What’s interesting is how different Oracle’s risk profile looks compared to the SaaS vendors getting sold. Enterprise database migrations – the kind running through Oracle’s sovereign cloud contracts with governments and large-scale enterprises – are not discretionary spending. They don’t get cut when a CIO starts rationalizing AI budgets. That stickiness is the structural argument. Oracle isn’t competing with AI agents. It’s providing the infrastructure those agents run on.
Here’s where I’m at on the risks, because they’re real.
Oracle reported $13.18 billion in negative free cash flow over the past 12 months. Renting out Nvidia GPU capacity generates lower margins than selling software licenses. GAAP EPS for Q3 came in at $1.27, compared to non-GAAP EPS of $1.79 – a gap that reflects the capital intensity of the build-out. Oracle acknowledged that demand for AI capacity currently exceeds supply, which is a good problem to have until it becomes a delivery problem. The company stated it delivered over 400 megawatts of capacity in Q3 and accelerated rack-to-revenue times by 60% – but executing a $144 billion five-year revenue target while managing that much capital deployment is an operational challenge of a different order. Investors should watch RPO conversion rates carefully as capex scales.

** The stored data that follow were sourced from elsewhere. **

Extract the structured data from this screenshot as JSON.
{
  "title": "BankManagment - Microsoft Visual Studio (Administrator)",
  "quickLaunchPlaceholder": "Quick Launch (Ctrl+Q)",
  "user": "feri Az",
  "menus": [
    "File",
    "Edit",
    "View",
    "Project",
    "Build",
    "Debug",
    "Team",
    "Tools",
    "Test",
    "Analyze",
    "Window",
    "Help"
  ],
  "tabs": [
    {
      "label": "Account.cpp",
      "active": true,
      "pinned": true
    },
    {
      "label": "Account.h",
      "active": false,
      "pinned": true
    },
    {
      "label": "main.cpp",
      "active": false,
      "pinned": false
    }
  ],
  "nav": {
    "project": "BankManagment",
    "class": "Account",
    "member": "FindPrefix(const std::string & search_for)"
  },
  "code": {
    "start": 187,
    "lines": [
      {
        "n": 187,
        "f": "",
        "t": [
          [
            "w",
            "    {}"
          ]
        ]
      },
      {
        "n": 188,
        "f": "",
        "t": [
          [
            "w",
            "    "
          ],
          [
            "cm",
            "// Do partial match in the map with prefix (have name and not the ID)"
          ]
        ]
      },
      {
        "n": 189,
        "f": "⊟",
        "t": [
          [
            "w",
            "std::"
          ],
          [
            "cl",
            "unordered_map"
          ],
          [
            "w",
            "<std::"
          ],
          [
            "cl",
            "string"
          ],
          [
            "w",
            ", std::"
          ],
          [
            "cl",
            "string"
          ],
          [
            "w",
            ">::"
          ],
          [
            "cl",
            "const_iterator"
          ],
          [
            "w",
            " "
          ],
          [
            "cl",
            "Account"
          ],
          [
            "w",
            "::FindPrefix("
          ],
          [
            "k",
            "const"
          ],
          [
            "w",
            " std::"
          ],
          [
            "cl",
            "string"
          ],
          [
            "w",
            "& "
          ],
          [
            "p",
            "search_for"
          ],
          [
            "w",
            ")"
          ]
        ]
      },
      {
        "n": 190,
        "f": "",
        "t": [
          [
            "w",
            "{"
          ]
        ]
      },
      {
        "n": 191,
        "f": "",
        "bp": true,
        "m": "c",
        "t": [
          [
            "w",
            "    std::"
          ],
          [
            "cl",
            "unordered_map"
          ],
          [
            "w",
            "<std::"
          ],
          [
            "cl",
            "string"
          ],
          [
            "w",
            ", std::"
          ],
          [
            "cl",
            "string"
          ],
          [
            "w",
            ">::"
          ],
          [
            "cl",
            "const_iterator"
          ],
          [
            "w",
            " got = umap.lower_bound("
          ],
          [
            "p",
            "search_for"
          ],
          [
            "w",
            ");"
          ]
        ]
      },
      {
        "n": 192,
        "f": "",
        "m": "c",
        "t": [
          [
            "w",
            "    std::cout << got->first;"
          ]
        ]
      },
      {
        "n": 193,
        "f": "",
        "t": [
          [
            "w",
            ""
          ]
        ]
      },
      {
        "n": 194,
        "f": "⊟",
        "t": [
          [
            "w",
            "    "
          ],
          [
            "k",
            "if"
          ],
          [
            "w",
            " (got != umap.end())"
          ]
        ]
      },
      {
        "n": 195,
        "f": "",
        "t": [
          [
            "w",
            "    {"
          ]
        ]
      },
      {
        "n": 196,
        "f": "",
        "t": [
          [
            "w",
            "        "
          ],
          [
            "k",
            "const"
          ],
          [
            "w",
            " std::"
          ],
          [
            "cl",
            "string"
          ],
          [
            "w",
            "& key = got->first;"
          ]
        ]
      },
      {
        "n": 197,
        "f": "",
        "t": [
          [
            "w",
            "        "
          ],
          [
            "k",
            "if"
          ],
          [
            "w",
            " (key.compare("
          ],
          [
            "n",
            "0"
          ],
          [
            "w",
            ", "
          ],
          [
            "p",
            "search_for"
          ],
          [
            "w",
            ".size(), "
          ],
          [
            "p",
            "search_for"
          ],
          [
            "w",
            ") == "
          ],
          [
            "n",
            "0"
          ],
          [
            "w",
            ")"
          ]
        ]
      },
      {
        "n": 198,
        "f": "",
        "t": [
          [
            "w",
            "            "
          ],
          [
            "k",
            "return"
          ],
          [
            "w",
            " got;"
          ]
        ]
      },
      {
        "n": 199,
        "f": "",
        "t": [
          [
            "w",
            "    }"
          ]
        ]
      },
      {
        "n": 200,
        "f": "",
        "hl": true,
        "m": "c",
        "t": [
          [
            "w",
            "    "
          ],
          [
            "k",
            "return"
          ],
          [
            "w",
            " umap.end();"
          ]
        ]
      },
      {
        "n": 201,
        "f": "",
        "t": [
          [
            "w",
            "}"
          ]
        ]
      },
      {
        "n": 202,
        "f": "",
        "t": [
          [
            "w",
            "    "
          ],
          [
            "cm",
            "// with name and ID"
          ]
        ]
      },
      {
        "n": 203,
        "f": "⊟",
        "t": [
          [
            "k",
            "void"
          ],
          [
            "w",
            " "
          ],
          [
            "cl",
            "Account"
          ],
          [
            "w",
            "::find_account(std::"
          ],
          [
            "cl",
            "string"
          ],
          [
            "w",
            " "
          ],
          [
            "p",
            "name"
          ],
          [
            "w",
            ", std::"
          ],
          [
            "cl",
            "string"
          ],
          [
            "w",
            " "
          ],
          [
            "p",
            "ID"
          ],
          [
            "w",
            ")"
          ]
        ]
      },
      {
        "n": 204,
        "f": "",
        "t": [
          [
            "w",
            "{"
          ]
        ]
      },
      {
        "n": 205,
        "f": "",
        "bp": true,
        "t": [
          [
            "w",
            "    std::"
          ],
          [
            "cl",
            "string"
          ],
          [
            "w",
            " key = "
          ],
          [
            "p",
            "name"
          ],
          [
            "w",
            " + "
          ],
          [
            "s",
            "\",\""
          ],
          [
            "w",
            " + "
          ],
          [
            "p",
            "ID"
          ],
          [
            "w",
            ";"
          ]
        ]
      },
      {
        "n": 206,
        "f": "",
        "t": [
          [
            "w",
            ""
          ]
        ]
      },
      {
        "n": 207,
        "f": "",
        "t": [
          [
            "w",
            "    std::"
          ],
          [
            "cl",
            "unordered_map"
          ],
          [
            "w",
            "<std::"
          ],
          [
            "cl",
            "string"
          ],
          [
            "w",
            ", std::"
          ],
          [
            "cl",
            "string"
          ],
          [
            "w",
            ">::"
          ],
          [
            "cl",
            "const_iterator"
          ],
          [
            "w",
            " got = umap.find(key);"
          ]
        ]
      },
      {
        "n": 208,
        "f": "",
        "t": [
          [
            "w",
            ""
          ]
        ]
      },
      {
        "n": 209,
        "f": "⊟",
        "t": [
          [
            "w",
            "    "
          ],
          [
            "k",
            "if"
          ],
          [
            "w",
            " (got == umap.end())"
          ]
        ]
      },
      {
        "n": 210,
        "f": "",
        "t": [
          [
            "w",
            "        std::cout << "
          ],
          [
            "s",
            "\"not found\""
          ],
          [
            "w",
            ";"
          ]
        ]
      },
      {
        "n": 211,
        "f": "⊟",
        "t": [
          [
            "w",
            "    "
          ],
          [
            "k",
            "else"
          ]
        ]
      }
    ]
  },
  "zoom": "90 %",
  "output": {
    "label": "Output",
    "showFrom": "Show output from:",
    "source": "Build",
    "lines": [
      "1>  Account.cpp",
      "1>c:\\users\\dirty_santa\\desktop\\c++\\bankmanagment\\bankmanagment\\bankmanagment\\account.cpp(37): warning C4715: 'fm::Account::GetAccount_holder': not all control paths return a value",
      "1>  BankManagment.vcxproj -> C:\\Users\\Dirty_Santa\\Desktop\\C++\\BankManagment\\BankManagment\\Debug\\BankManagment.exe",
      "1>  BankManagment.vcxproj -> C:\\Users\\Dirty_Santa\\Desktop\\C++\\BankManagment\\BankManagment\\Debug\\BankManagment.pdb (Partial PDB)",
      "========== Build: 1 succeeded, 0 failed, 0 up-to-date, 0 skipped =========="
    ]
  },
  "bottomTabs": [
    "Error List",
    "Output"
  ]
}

The broader SaaS selloff, meanwhile, has not been uniform. The deepest damage has landed on horizontal platforms – the tools that organize and surface information across business functions but don’t own the underlying data or the infrastructure layer. The platforms with genuine data moats, mission-critical workflow ownership, or consumption-based pricing models have held up relatively better. That distinction is the actual trade here, not a blanket view on software as a sector.
For active traders, the framework worth tracking: Oracle’s Q4 FY2026 guidance calls for revenue growth of 18-20% in constant currency, with non-GAAP EPS of $1.96 to $2.00. The stock surged as much as 10% in after-hours trading following the Q3 print, though it had been down approximately 23% year-to-date heading into that report versus the S&P 500’s near-flat performance over the same period. The key level to watch is whether IaaS acceleration continues into Q4 – if the 84% growth rate holds or expands, the backlog conversion story becomes significantly more compelling. If it starts decelerating, the capex commitment becomes a heavier topic.
The part people skip in all of this: the SaaS rout and Oracle’s outperformance are not separate events. They’re the same event. Capital is moving away from seat-based software toward infrastructure that doesn’t care how many humans are in the workflow. Oracle sits on the right side of that shift. Whether it can execute at the scale its backlog implies is the only question that matters from here.
For informational and educational purposes only. Not investment advice. Trading involves risk, including loss of principal.